Après la condamnation féroce de Lady Macbeth de Mtsensk par Joseph Staline en janvier 1936, le compositeur devient un « ennemi du peuple » et son œuvre est interdite dans toute l’Union soviétique. Au printemps 1937, Chostakovitch est convoqué pour un interrogatoire. On lui demande d’accuser son ami et protecteur, le maréchal Michail Toukhatchevski, de complot dans le but d’assassiner Staline. Au défilé du 1er mai 1937, Toukhatchevski est encore au côté de Staline sur la Place Rouge. Arrêté trois semaines plus tard, il sera exécuté le 12 juin 1937. Entre juin 1937 et juillet 1938, Staline fera éliminer tout le commandement de l’Armée rouge et plus de 75 000 officiers. Chostakovitch se croit un homme mort. Il passe ses nuits devant l’ascenseur, une mallette contenant son pyjama contre sa jambe, à fumer et attendre que l’on vienne le chercher.

 

C’est en ce même printemps 1937 que Chostakovitch écrira sa Cinquième symphonie.
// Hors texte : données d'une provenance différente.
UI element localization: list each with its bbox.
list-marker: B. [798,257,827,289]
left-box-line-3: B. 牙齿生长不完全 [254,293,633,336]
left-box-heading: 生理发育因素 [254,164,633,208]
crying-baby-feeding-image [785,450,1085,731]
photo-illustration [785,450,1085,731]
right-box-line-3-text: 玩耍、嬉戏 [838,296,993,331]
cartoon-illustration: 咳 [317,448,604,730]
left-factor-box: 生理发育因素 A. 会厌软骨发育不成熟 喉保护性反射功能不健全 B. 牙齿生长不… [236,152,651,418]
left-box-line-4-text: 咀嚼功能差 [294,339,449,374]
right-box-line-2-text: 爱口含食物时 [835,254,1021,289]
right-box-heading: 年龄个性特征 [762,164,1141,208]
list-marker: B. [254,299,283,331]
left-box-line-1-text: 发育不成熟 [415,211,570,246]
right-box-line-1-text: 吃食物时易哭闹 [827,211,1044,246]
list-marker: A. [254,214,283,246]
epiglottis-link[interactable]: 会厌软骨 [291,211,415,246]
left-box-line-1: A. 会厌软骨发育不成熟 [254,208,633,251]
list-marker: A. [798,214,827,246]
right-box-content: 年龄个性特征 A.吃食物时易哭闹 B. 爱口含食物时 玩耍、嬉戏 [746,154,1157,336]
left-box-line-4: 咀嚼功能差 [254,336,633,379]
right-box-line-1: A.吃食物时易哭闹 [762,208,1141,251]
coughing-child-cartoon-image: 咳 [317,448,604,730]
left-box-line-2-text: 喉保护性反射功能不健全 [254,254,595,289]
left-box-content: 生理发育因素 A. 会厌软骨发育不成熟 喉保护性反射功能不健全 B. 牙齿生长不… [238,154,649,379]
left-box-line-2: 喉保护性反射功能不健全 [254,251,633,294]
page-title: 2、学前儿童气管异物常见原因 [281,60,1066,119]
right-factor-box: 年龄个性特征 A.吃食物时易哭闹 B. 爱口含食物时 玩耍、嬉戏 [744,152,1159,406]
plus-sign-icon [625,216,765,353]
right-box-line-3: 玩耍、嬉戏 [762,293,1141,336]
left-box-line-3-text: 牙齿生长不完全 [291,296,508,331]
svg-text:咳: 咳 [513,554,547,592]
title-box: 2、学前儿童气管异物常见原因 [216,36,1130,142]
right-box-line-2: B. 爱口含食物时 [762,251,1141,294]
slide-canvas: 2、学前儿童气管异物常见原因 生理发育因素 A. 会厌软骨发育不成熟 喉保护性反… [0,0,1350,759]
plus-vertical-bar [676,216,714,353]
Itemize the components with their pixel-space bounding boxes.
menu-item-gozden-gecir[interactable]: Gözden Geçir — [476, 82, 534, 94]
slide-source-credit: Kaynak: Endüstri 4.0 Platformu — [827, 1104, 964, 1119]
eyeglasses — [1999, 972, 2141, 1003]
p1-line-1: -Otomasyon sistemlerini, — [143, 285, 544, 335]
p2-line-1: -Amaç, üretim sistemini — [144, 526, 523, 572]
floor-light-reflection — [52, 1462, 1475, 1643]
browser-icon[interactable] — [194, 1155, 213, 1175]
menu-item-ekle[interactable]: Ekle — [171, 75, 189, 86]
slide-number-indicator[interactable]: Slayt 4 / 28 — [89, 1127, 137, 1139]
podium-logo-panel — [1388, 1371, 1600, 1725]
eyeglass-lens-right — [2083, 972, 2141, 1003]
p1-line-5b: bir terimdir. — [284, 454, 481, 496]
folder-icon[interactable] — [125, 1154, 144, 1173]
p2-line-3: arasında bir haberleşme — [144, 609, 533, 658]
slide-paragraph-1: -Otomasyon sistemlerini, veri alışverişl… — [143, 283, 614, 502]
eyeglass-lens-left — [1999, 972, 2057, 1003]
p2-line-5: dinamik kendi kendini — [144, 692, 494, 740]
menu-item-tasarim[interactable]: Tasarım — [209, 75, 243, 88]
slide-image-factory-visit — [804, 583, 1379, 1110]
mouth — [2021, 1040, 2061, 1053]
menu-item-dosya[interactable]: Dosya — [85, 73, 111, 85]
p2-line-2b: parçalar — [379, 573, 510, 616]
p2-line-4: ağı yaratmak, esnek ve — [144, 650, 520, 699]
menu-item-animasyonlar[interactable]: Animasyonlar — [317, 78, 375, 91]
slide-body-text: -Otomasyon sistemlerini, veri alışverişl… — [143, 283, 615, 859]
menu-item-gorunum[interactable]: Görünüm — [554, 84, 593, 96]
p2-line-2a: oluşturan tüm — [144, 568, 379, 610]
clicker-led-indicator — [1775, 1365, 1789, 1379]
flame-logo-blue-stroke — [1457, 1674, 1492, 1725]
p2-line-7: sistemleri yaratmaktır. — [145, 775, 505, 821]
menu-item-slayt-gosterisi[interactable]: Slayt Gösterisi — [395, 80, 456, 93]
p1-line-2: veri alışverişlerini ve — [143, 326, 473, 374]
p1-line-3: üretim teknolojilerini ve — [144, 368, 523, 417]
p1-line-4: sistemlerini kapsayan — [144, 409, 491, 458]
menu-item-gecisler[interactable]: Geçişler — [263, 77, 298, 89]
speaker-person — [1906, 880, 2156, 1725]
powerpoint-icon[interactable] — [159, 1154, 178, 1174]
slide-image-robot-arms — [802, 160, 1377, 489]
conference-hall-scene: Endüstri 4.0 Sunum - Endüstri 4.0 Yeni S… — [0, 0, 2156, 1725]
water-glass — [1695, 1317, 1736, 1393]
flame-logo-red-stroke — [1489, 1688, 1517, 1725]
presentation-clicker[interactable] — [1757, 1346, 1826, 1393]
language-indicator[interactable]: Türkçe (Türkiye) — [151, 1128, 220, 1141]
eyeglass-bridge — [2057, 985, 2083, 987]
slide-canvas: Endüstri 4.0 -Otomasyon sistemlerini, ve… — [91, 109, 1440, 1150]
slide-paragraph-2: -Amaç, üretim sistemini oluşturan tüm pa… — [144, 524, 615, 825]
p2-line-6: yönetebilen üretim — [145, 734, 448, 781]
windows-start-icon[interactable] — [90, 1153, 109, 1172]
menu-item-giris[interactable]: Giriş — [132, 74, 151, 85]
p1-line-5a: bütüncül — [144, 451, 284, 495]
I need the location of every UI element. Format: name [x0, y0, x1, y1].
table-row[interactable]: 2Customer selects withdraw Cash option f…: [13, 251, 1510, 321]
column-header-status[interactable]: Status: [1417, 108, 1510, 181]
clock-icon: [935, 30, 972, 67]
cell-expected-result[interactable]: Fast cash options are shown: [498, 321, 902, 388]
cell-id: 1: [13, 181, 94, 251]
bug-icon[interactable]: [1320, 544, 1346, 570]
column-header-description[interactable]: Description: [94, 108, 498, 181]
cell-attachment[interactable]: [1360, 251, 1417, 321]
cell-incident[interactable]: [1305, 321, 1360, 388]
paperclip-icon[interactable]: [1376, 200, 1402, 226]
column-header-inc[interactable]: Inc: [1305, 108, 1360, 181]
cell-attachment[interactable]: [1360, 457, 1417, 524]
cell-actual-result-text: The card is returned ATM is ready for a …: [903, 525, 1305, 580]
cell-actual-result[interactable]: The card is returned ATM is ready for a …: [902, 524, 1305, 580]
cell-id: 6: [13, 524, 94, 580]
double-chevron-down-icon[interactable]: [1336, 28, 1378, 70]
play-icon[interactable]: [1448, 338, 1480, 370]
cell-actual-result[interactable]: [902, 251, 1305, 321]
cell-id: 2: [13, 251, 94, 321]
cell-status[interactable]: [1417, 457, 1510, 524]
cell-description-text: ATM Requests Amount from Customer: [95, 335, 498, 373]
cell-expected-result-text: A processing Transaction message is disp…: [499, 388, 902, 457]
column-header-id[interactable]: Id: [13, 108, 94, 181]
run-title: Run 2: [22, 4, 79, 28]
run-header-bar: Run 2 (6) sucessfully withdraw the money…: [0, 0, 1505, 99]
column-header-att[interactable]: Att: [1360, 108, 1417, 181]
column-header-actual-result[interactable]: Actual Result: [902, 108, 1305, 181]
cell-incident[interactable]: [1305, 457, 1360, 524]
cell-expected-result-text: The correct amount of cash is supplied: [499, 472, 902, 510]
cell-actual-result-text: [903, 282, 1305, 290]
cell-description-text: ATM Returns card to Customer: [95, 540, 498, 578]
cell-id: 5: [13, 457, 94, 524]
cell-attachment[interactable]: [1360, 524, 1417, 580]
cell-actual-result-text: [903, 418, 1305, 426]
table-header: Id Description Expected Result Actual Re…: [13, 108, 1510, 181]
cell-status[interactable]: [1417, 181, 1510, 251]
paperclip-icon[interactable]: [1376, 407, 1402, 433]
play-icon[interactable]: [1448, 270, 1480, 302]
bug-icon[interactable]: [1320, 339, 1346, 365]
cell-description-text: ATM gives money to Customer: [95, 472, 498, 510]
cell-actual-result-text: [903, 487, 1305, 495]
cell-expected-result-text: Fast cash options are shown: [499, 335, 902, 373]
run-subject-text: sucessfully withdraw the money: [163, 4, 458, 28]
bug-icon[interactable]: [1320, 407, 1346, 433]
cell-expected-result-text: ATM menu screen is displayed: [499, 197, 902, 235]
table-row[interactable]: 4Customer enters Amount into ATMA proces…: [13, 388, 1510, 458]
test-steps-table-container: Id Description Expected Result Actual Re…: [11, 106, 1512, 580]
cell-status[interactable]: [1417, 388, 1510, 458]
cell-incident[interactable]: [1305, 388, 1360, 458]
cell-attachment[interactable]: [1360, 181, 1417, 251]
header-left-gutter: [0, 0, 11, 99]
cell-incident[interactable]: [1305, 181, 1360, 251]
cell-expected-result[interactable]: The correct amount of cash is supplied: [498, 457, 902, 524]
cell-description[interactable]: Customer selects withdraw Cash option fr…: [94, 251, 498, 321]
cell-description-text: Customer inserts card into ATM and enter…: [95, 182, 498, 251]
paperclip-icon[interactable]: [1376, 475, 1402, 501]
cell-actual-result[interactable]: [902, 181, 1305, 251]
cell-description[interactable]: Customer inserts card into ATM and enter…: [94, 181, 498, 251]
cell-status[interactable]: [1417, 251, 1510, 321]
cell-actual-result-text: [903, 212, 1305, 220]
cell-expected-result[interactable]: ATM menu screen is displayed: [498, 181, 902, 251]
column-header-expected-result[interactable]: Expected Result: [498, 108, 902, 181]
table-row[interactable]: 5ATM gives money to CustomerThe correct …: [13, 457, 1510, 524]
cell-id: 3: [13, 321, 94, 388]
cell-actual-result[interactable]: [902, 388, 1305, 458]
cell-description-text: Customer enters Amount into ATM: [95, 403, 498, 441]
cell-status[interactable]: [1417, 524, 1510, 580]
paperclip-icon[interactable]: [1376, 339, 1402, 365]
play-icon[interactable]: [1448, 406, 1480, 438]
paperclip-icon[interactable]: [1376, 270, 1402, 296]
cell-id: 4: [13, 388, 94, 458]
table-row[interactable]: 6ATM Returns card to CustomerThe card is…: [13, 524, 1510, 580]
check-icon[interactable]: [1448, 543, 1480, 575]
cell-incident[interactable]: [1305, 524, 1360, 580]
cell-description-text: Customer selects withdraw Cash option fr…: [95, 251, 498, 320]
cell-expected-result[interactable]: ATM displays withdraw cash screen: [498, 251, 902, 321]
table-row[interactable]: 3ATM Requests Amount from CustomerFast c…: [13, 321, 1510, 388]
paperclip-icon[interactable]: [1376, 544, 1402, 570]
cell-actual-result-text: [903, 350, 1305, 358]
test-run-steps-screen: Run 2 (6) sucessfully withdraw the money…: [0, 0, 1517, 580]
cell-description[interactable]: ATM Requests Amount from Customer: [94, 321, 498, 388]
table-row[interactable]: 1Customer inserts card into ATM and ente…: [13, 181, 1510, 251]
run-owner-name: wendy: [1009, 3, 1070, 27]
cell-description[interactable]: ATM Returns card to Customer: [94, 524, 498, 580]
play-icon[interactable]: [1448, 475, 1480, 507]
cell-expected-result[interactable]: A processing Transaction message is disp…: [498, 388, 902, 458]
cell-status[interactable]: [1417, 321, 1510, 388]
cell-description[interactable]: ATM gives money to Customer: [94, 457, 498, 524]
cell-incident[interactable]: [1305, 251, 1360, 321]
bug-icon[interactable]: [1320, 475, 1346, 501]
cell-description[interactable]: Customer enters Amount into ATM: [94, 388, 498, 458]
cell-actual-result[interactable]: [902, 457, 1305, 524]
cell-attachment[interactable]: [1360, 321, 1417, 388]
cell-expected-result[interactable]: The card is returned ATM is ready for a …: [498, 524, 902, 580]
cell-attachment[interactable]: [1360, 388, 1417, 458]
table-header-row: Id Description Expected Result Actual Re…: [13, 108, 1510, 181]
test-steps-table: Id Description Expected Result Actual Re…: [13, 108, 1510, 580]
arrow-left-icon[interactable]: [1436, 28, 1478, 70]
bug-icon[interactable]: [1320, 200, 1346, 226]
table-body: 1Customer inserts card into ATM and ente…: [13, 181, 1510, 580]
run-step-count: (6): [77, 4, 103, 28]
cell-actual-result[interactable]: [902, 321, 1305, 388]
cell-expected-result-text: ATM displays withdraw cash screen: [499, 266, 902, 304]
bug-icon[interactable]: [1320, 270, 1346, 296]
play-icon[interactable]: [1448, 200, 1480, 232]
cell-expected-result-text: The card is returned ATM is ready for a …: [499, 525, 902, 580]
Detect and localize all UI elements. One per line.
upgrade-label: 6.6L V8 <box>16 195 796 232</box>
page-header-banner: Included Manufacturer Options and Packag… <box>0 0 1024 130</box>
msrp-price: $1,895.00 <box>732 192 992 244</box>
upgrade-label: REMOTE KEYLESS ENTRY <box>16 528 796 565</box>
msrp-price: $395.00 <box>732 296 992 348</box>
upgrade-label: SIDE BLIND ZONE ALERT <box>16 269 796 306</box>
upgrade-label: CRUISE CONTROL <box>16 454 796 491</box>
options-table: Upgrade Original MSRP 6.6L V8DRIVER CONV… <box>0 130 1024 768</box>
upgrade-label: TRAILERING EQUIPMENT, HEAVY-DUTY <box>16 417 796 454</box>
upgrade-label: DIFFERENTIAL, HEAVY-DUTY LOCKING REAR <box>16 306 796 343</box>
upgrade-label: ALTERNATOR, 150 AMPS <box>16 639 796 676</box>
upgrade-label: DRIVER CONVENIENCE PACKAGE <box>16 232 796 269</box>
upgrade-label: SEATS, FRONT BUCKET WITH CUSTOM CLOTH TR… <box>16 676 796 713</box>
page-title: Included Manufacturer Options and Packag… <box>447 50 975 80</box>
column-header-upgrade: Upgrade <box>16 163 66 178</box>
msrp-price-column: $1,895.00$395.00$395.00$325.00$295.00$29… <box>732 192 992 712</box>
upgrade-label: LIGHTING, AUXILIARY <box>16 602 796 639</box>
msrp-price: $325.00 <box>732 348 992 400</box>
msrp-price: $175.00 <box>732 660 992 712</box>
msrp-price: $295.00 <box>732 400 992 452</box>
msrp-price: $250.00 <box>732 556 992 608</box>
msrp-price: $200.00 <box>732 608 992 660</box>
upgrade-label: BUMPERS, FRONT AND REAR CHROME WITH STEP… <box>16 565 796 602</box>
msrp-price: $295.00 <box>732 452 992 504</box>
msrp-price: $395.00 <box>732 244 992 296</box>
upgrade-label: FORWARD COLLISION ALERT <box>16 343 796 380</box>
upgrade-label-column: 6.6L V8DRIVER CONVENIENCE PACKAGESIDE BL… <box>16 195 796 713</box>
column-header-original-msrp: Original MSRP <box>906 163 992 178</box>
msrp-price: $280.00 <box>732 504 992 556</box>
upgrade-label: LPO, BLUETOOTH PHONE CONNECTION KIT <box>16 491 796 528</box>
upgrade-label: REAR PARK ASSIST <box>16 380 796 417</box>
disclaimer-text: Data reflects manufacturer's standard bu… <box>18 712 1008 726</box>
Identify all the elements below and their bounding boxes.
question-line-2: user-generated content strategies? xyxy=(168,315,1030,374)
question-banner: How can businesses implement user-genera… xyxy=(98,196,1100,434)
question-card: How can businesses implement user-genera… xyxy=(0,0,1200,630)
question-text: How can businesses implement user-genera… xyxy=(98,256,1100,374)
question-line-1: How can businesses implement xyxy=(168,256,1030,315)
Dans un article intitulé « Ma réponse d’artiste, » publié le 25 janvier 1938 dans le journal Vetcherniaia Moskva, il déclarera que la Cinquième est  « la réponse concrète et créative d’un artiste soviétique à une critique justifiée » et s’expliquera : « Dans ma Cinquième symphonie, je me suis efforcé à ce que l’auditeur soviétique ressente dans ma musique un effort en direction de l’intelligibilité et de la simplicité ». Cet acte de contrition lui fera regagner les faveurs officielles et permettra à sa musique de revenir sur scène.

 

Acclamée par le pouvoir soviétique et utilisée comme outil de propagande, la Cinquième est pourtant loin d’être repentante. « C’est un cri de rébellion, avec des premières mesures empreintes de colère et une conclusion à peine plus optimiste », résume à son propos la musicologue Betsy Schwarm, tandis qu’André Lischke décrit la Cinquième comme « une œuvre autobiographique que traverse le drame vécu et surmonté par le compositeur, et qui se conclut par le cri final de victoire ou de défi ». La Cinquième est pétrie de tensions mortifiantes entre la nécessité de protéger les siens et la volonté de préserver sa dignité, entre l’héroïsme auquel on aspire et la lâcheté qui nous plombe, entre la rage et la soumission, entre la peur et la rébellion et avant tout, entre le premier et le deuxième degré.

 

Aziz Shokhakimov, le précoce chef ouzbek au parcours fulgurant, a dirigé la Cinquième depuis son adolescence. Il en livre une lecture singulière, qui – comme dans un prolongement du Deuxième concerto d’Escaich – évoque, elle aussi,, le combat entre l’ombre et la lumière. Le choix de Shokhakimov de privilégier la cohérence programmatique lisse quelques angles et gomme une partie de la terrible vérité que Chostakovitch a cachée entre les lignes au péril de sa vie, mais son interprétation reste tendue et rassemblée, haute en couleur et étonnamment fraîche.